Now it just runs. WITHOUT YOU. Think of that across a handful or a dozen of your most common workflows.
Try This
Pick one workflow your team repeats every week that crosses at least three apps. Write it out step by step like you're onboarding a new hire.
Then open the Agents tab in ChatGPT and describe it in plain English. Let the builder connect your apps, suggest a schedule, and draft the workflow in minutes.
Run it once. If the output looks close, you've prolly just bought back two-plus hours a week. That's your ROI case for the rest of your team.
2. Your Team's First Auditable AI Worker ⚡
GPTs never let you see what they actually did and couldn’t easily “do” the work or create artifacts. Workspace Agents log everything.
Every run logged. Every step traced. Every output reviewable.
Here's where it gets REAL for enterprise teams.
Role-based access controls let admins decide who builds agents, who uses them, and which tools each agent can touch. Build once, share across the org.
What one person builds this week becomes team infrastructure by next Monday. Persistent memory means the agent learns your processes over time, so next week's run knows what last week's run found.
What does this mean for your AI strategy?
You can move from individual AI productivity to SHARED organizational execution. That's the actual shift that's been missing.
Try This
After your first agent runs, don't just check the output. Click into the Activity log and trace every step it took to get there.
If the result missed the mark, you'll see exactly where the chain broke. Fix that one step. Rerun.
The audit trail isn't just governance. It's the tool that makes your agent sharper every week, and the fastest way to get skeptical leadership to trust what it's doing.

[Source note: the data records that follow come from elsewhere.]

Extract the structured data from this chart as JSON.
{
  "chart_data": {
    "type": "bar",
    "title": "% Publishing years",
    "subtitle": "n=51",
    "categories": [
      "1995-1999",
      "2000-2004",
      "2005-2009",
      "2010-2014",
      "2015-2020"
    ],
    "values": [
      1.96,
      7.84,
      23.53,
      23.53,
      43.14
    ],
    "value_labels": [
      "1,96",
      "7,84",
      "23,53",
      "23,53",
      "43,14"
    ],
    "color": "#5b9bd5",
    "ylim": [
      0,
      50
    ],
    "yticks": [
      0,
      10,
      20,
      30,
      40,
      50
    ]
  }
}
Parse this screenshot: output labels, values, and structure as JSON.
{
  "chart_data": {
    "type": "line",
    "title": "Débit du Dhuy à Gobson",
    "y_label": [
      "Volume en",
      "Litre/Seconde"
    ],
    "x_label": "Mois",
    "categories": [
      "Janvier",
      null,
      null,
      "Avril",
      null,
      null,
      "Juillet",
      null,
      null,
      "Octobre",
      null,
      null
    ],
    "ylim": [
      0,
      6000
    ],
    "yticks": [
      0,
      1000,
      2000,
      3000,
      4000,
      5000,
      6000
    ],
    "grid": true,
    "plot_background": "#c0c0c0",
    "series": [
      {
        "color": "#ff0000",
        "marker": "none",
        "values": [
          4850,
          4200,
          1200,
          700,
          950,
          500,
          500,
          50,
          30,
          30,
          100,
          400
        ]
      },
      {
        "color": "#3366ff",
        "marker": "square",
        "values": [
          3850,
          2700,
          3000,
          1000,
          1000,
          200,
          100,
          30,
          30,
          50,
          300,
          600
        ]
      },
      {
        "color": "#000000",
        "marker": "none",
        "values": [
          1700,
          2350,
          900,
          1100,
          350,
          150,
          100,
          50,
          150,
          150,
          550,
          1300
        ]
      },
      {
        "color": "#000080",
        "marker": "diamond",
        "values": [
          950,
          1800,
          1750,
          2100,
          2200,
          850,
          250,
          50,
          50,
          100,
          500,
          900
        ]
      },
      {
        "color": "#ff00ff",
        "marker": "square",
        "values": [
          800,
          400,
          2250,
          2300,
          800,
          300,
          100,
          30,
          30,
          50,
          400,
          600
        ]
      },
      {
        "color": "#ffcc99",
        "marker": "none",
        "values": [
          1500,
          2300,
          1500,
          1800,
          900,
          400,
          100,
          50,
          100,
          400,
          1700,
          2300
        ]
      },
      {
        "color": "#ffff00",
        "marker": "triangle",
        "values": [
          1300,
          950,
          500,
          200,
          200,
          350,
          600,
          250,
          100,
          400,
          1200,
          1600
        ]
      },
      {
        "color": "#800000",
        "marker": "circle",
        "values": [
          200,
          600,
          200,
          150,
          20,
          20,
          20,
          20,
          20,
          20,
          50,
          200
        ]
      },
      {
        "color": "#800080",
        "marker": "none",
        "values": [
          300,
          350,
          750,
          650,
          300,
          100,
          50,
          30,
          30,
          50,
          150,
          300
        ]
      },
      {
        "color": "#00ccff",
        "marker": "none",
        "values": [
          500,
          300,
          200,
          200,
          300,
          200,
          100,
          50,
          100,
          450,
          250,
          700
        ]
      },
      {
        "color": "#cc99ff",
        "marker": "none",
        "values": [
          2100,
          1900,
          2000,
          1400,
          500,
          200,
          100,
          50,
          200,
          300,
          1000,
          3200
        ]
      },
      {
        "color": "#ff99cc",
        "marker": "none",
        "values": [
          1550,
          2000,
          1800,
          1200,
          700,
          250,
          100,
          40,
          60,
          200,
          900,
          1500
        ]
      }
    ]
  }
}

3. GPTs vs. Codex vs. Workspace Agents: Pick One 🚀
Today Workspace Agents pricing flips to credit-based. That free launch window just closed.
So which tool do you actually use?
GPTs still work fine for one-off in-chat tasks. But if you're on a team plan, stop building new ones.
OpenAI is building a conversion tool to move your existing GPTs into Workspace Agents. Don't invest more in a format that's likely to be phased out.
Codex is more powerful, but your machine has to stay on for automations to run. Workspace Agents run 24/7 in the cloud with ZERO machine dependency.
If your team runs on ChatGPT Business or Enterprise, Workspace Agents are your default automation layer right now. Not on a team plan yet? Two ChatGPT Business seats run $20 per person per month. Better rate limits than the $100 solo plan, for less money.
Try This
Write down the three most repetitive multi-step workflows your team does every week. For each one, ask: does it cross more than two apps? Does it need to run on a schedule? Does more than one person on your team do some version of it?
If yes to all three, that's a Workspace Agent job. Start with the one that wastes the most hours. You don't need a perfect workflow to start. The first draft gets you 80% of the way there.